Our dad was a small “running quarterback” for his high school and college teams. In several articles about his team, he is pictured carrying the ball and leading with his head. He likely ran into many bigger bodies each time he was the ball carrier, which was often. He played for nine years, including three at West Point. He was an active oldest brother of five boys from a farming community in Nebraska, and there are plenty of family stories about McGuire sparring matches. Well before concussions and head injuries were a concern, our dad was likely rattling his brain with regularity.

The results confirm what we suspected. The pathology identified that by the time he passed away at age 79, our dad had stage 3 (of 4) CTE. Dr. Thor Stein of the BU CTE Center wrote in his conclusion, “Overall, it is likely a combination of CTE, neuropathological changes of AD (Alzheimer’s Disease), and vascular disease that contributed to his cognitive decline and dementia. His long-standing alcohol use likely also contributed to cognitive and behavioral symptoms.”
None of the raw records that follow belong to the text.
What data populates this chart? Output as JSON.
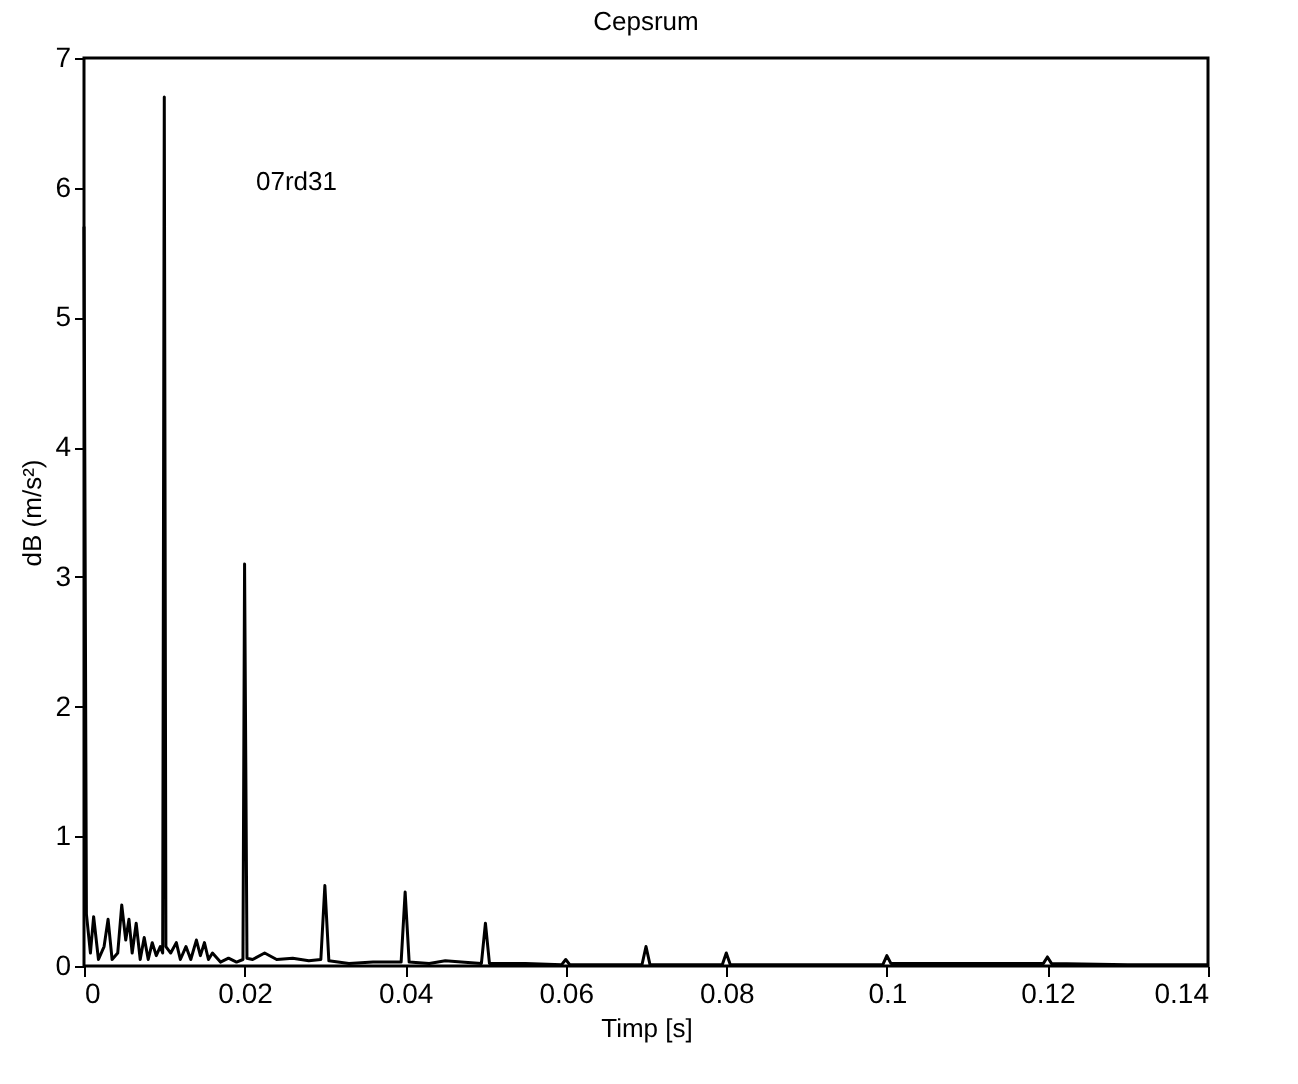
{
  "chart_data": {
    "type": "line",
    "title": "Cepsrum",
    "xlabel": "Timp [s]",
    "ylabel": "dB (m/s²)",
    "annotations": [
      "07rd31"
    ],
    "x": [
      0,
      0.0003,
      0.0008,
      0.0012,
      0.0018,
      0.0025,
      0.003,
      0.0035,
      0.0042,
      0.0047,
      0.0052,
      0.0056,
      0.006,
      0.0065,
      0.007,
      0.0075,
      0.008,
      0.0085,
      0.009,
      0.0095,
      0.0098,
      0.01,
      0.0102,
      0.0108,
      0.0115,
      0.012,
      0.0127,
      0.0133,
      0.014,
      0.0145,
      0.015,
      0.0155,
      0.016,
      0.017,
      0.018,
      0.019,
      0.0198,
      0.02,
      0.0203,
      0.021,
      0.0225,
      0.024,
      0.026,
      0.028,
      0.0295,
      0.03,
      0.0305,
      0.033,
      0.036,
      0.0395,
      0.04,
      0.0405,
      0.043,
      0.045,
      0.047,
      0.0495,
      0.05,
      0.0505,
      0.055,
      0.0595,
      0.06,
      0.0605,
      0.065,
      0.0695,
      0.07,
      0.0705,
      0.0795,
      0.08,
      0.0805,
      0.09,
      0.0995,
      0.1,
      0.1005,
      0.11,
      0.1195,
      0.12,
      0.1205,
      0.13,
      0.14
    ],
    "series": [
      {
        "color": "#000000",
        "values": [
          5.7,
          0.4,
          0.1,
          0.38,
          0.05,
          0.15,
          0.36,
          0.05,
          0.1,
          0.47,
          0.2,
          0.36,
          0.1,
          0.33,
          0.05,
          0.22,
          0.05,
          0.18,
          0.08,
          0.15,
          0.1,
          6.7,
          0.15,
          0.1,
          0.18,
          0.05,
          0.15,
          0.05,
          0.2,
          0.08,
          0.18,
          0.05,
          0.1,
          0.03,
          0.06,
          0.03,
          0.05,
          3.1,
          0.06,
          0.05,
          0.1,
          0.05,
          0.06,
          0.04,
          0.05,
          0.62,
          0.04,
          0.02,
          0.03,
          0.03,
          0.57,
          0.03,
          0.02,
          0.04,
          0.03,
          0.02,
          0.33,
          0.02,
          0.02,
          0.01,
          0.05,
          0.01,
          0.01,
          0.01,
          0.15,
          0.01,
          0.01,
          0.1,
          0.01,
          0.01,
          0.01,
          0.08,
          0.02,
          0.02,
          0.02,
          0.07,
          0.02,
          0.01,
          0.01
        ]
      }
    ],
    "xlim": [
      0,
      0.14
    ],
    "xticks": [
      0,
      0.02,
      0.04,
      0.06,
      0.08,
      0.1,
      0.12,
      0.14
    ],
    "ylim": [
      0,
      7
    ],
    "yticks": [
      0,
      1,
      2,
      3,
      4,
      5,
      6,
      7
    ],
    "grid": false,
    "line_style": "solid"
  }
}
Our dad was a gifted and brilliant man. His brain provided opportunities for him at the start of his promising life. He used that brain to battle many challenges along the way, not knowing his own neurological ailments were the reason he felt the need to fight in the first place. It seems appropriate his brain is now part of the ongoing research to combat the destructive and debilitating effects of CTE. It’s the sort of impactful Legacy his story deserves.

Our Dad’s Obituary

John Stephen (Steve) McGuire, 79, raised in Fremont, Nebraska, died on October 20th, 2022, at Cherrelyn Healthcare Center in Littleton, Colorado. He had been a resident of the facility for eight years.

Steve was born on June 16th, 1943 in Salt Lake City, Utah where his father was stationed before his deployment to Okinawa during WWII. Steve was the oldest of five boys born in the span of six years and the first of what would eventually become 89 first cousins for the large farming family of McGuires from Wisner, Nebraska.
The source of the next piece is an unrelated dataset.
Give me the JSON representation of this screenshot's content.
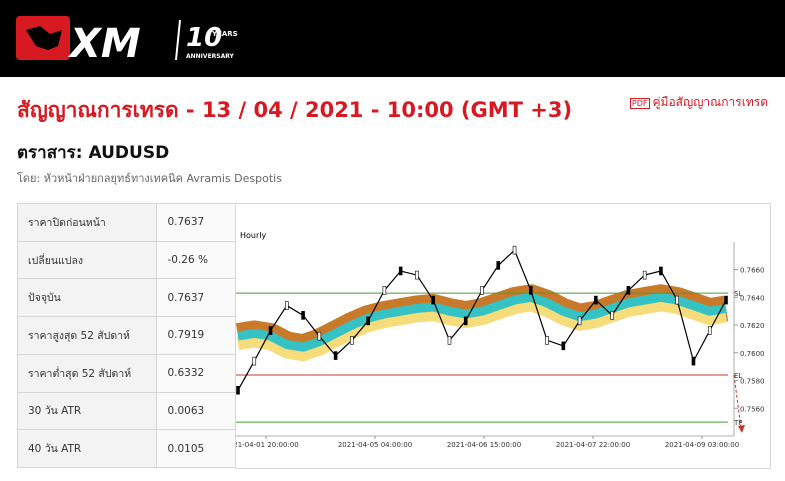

A successful high school athlete, Steve earned Hall of Fame recognition from St. Patrick’s/Archbishop Bergan High School for his successes competing in football, basketball, baseball, and track.

He attended Creighton University for one year before accepting his appointment to the U.S. Military Academy at West Point. He graduated in 1966 and, upon graduation, was commissioned in the Signal Corp (Communications). He was assigned to the 1st Signal Brigade in Vietnam, where he was awarded the Bronze Star Medal for meritorious service in combat and the Army Commendation medal for exceptional performance. He was a Captain when he resigned in 1970.

Post-military service, Steve attended the University of Colorado at Boulder, where he earned a law degree and an MBA. He practiced as a patent attorney in the Denver law firm of Roath and Brega for several years.

By his late forties, Steve struggled personally and with health issues that significantly impacted the rest of his life.

After admittance to Cherrelyn Health Center in 2014, he enjoyed lucid and positive moments before dementia became his last battleground. Despite all the challenges endured by those who cared for him, Steve was a well-loved man who took up a lot of space in the hearts of those he touched. He was blessed with an incredibly caring staff at Cherrelyn who journeyed with him in his final years, as well as a large family who loved him his entire life.